What actually happens in the course of treatment?
EMDR is an 8-phase treatment.

Phase 1: I learn about you, your history, assess whether EMDR might be useful to you, identify targets for future work, and talk with you about the pivotal events (both high and low) in your life.

Phase 2: I prepare you and help you stabilize prior to treatment, and point out ways you already have of self soothing, or bring in new ways to do so.

Phase 3: I ask you to identify the particular disturbance, the image you have of it, the negative belief about yourself that is associated with it, the emotions, the physical sensations and the belief you would rather be able to access.

Phase 4: We then move into standardized EMDR procedures to allow the spontaneous insights, thoughts and body sensations to emerge from you.
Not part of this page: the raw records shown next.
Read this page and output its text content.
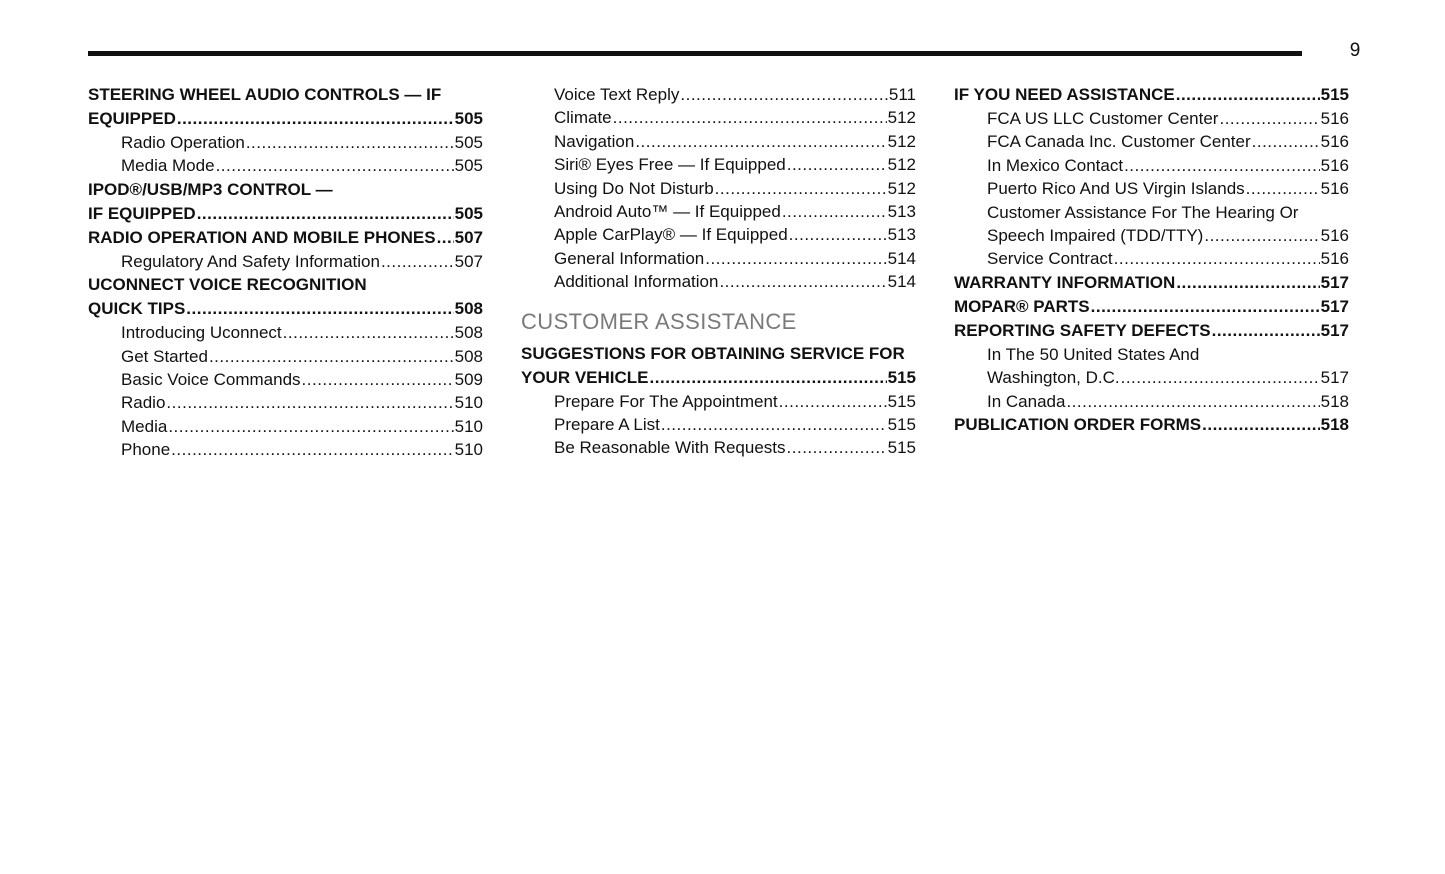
9
STEERING WHEEL AUDIO CONTROLS — IF
EQUIPPED .....	505
Radio Operation .....	505
Media Mode .....	505
IPOD®/USB/MP3 CONTROL —
IF EQUIPPED .....	505
RADIO OPERATION AND MOBILE PHONES ..... 507
Regulatory And Safety Information .....	507
UCONNECT VOICE RECOGNITION
QUICK TIPS .....	508
Introducing Uconnect .....	508
Get Started .....	508
Basic Voice Commands .....	509
Radio .....	510
Media .....	510
Phone .....	510
Voice Text Reply .....	511
Climate .....	512
Navigation .....	512
Siri® Eyes Free — If Equipped .....	512
Using Do Not Disturb .....	512
Android Auto™ — If Equipped .....	513
Apple CarPlay® — If Equipped .....	513
General Information .....	514
Additional Information .....	514
CUSTOMER ASSISTANCE
SUGGESTIONS FOR OBTAINING SERVICE FOR
YOUR VEHICLE .....	515
Prepare For The Appointment .....	515
Prepare A List .....	515
Be Reasonable With Requests .....	515
IF YOU NEED ASSISTANCE .....	515
FCA US LLC Customer Center .....	516
FCA Canada Inc. Customer Center .....	516
In Mexico Contact .....	516
Puerto Rico And US Virgin Islands .....	516
Customer Assistance For The Hearing Or
Speech Impaired (TDD/TTY) .....	516
Service Contract .....	516
WARRANTY INFORMATION .....	517
MOPAR® PARTS .....	517
REPORTING SAFETY DEFECTS .....	517
In The 50 United States And
Washington, D.C. .....	517
In Canada .....	518
PUBLICATION ORDER FORMS .....	518
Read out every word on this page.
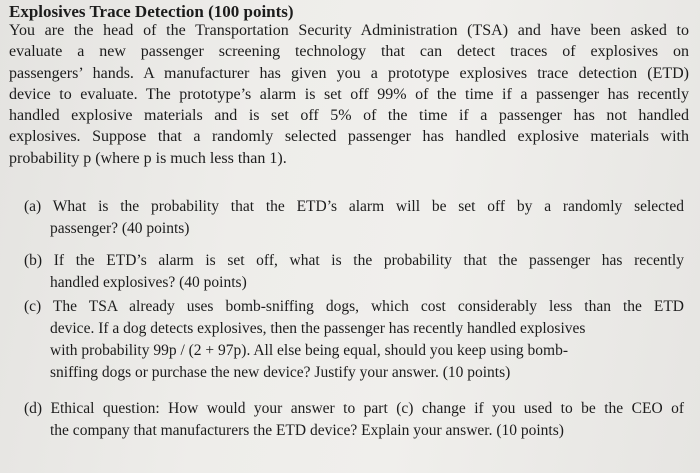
Explosives Trace Detection (100 points)
You are the head of the Transportation Security Administration (TSA) and have been asked to
evaluate a new passenger screening technology that can detect traces of explosives on
passengers’ hands. A manufacturer has given you a prototype explosives trace detection (ETD)
device to evaluate. The prototype’s alarm is set off 99% of the time if a passenger has recently
handled explosive materials and is set off 5% of the time if a passenger has not handled
explosives. Suppose that a randomly selected passenger has handled explosive materials with
probability p (where p is much less than 1).
(a) What is the probability that the ETD’s alarm will be set off by a randomly selected
passenger? (40 points)
(b) If the ETD’s alarm is set off, what is the probability that the passenger has recently
handled explosives? (40 points)
(c) The TSA already uses bomb-sniffing dogs, which cost considerably less than the ETD
device. If a dog detects explosives, then the passenger has recently handled explosives
with probability 99p / (2 + 97p). All else being equal, should you keep using bomb-
sniffing dogs or purchase the new device? Justify your answer. (10 points)
(d) Ethical question: How would your answer to part (c) change if you used to be the CEO of
the company that manufacturers the ETD device? Explain your answer. (10 points)
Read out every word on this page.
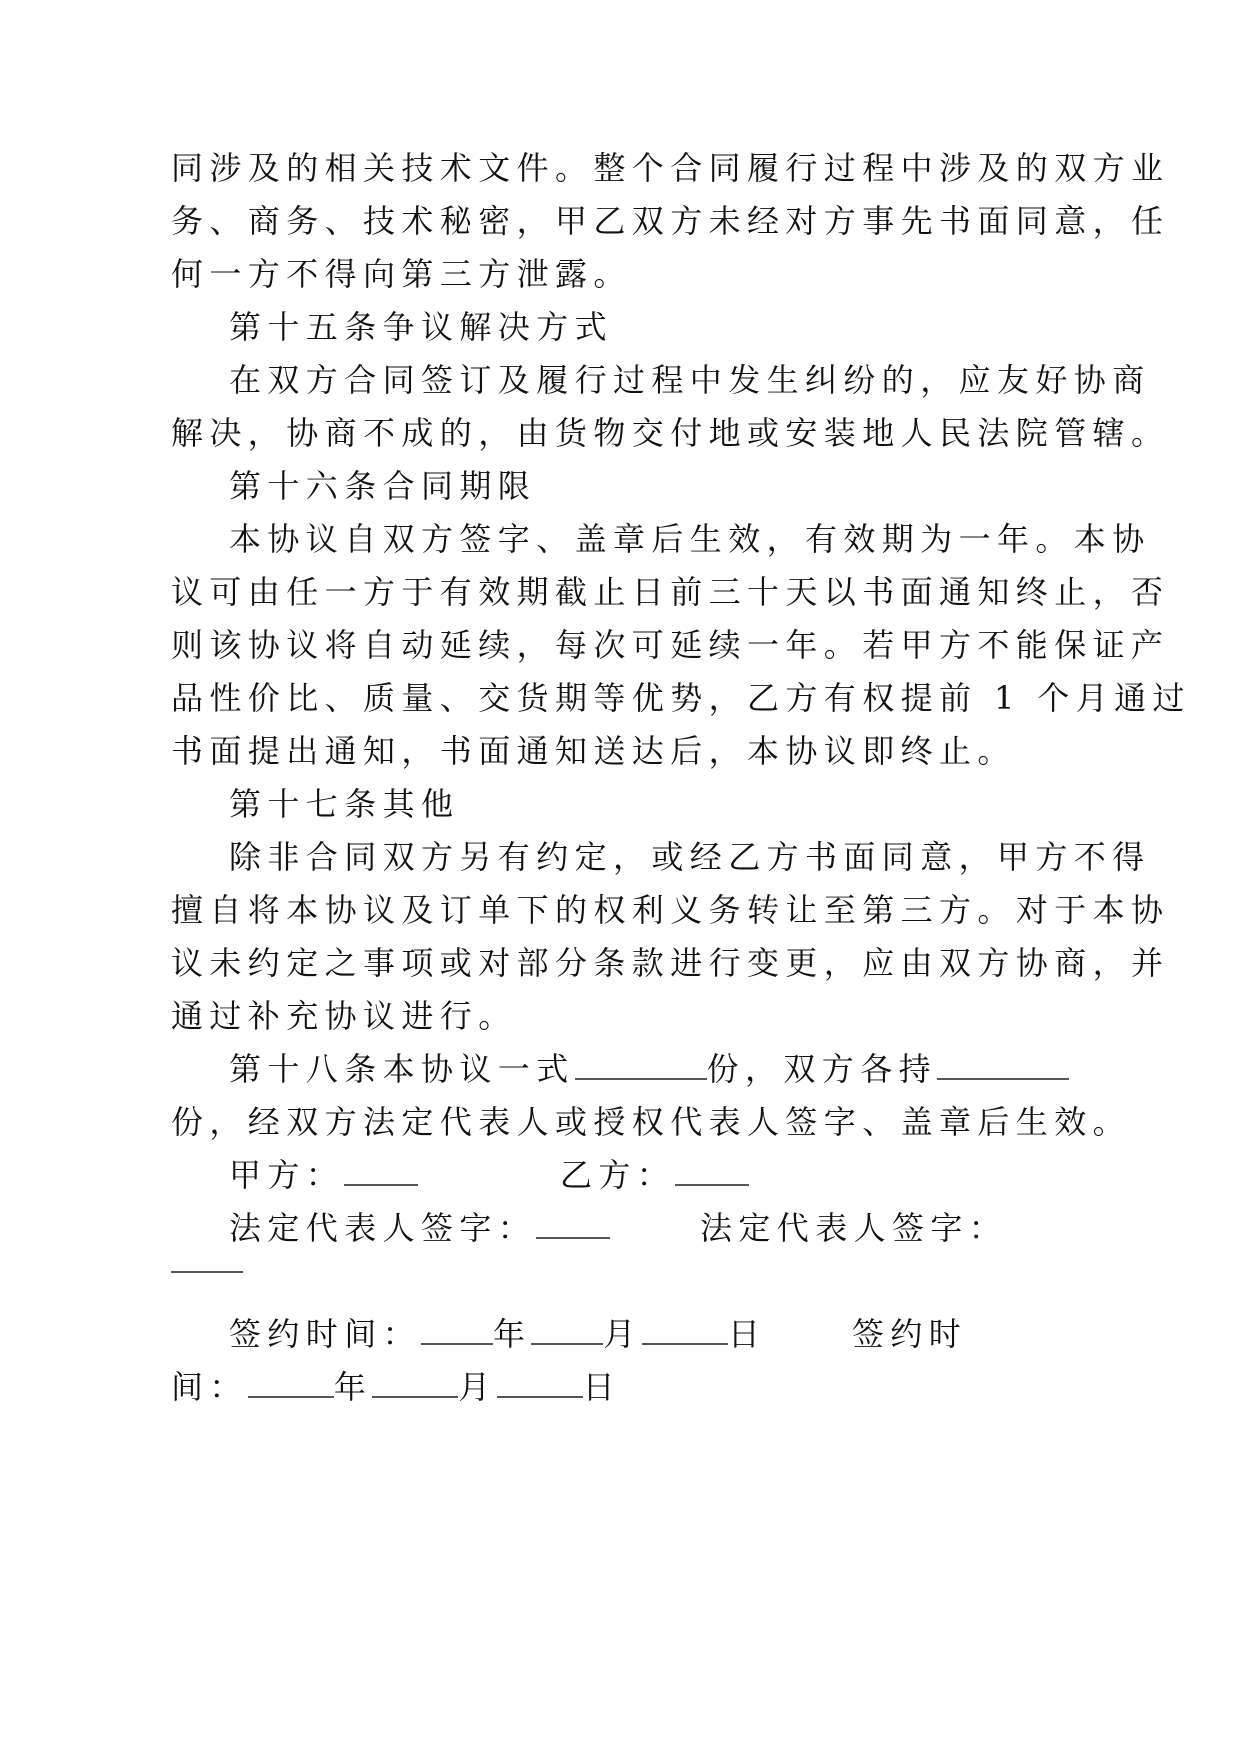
同涉及的相关技术文件。整个合同履行过程中涉及的双方业
务、商务、技术秘密，甲乙双方未经对方事先书面同意，任
何一方不得向第三方泄露。
第十五条争议解决方式
在双方合同签订及履行过程中发生纠纷的，应友好协商
解决，协商不成的，由货物交付地或安装地人民法院管辖。
第十六条合同期限
本协议自双方签字、盖章后生效，有效期为一年。本协
议可由任一方于有效期截止日前三十天以书面通知终止，否
则该协议将自动延续，每次可延续一年。若甲方不能保证产
品性价比、质量、交货期等优势，乙方有权提前 1 个月通过
书面提出通知，书面通知送达后，本协议即终止。
第十七条其他
除非合同双方另有约定，或经乙方书面同意，甲方不得
擅自将本协议及订单下的权利义务转让至第三方。对于本协
议未约定之事项或对部分条款进行变更，应由双方协商，并
通过补充协议进行。
第十八条本协议一式	份，双方各持
份，经双方法定代表人或授权代表人签字、盖章后生效。
甲方：	乙方：
法定代表人签字：	法定代表人签字：
签约时间： 年 月	日	签约时
间：	年	月	日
You will access your own adaptive thoughts and associations.

Phase 5: The installation phase allows for an increase in positive associations, and new ways of thinking about the scenario. In phases 4 and 5, I will add “bilateral stimulation,” or BLS which can be accomplished with a light bar, theta-tappers and/or ear-phones. In each device, there is a repetitive left/right/left component that you will see, feel and/or hear. This BLS seems to help people access thoughts, memories, associations that are enormously helpful, illuminating or healing. After a brief interval of BLS I then ask people to associate to the original image and we continue to work with limiting beliefs or cognitive distortions until they dissipate.

Phase 6: Residual physical sensations are identified through a body scan as a way to complete the processing more fully.

Phase 7: Session Closure, usually with a guided imagery or some form of psychological containment.

Phase 8: We then evaluation whether future treatment is necessary or if symptoms have been eliminated.

 
 

For The Record

Research tells us that the best way to treat trauma is to include both cognition and somatic experience. Somatic therapy involves not only talking about feelings, but examining how you know you’re experiencing feelings. For example, fear may be experienced as ice water in the belly; joy as an expansion in the chest, and so on. I find that EMDR allows me to do meaningful work with a patient in a much shorter span of time than traditional “talk therapy.” After successful EMDR treatment, you will remember the events that traumatized you, but perhaps not as vividly. Successful reprocessing allows you to stop reliving the images, sounds and feelings associated with the trauma, and from that less distressed state, you will be able to respond to triggers with more resilience and presence.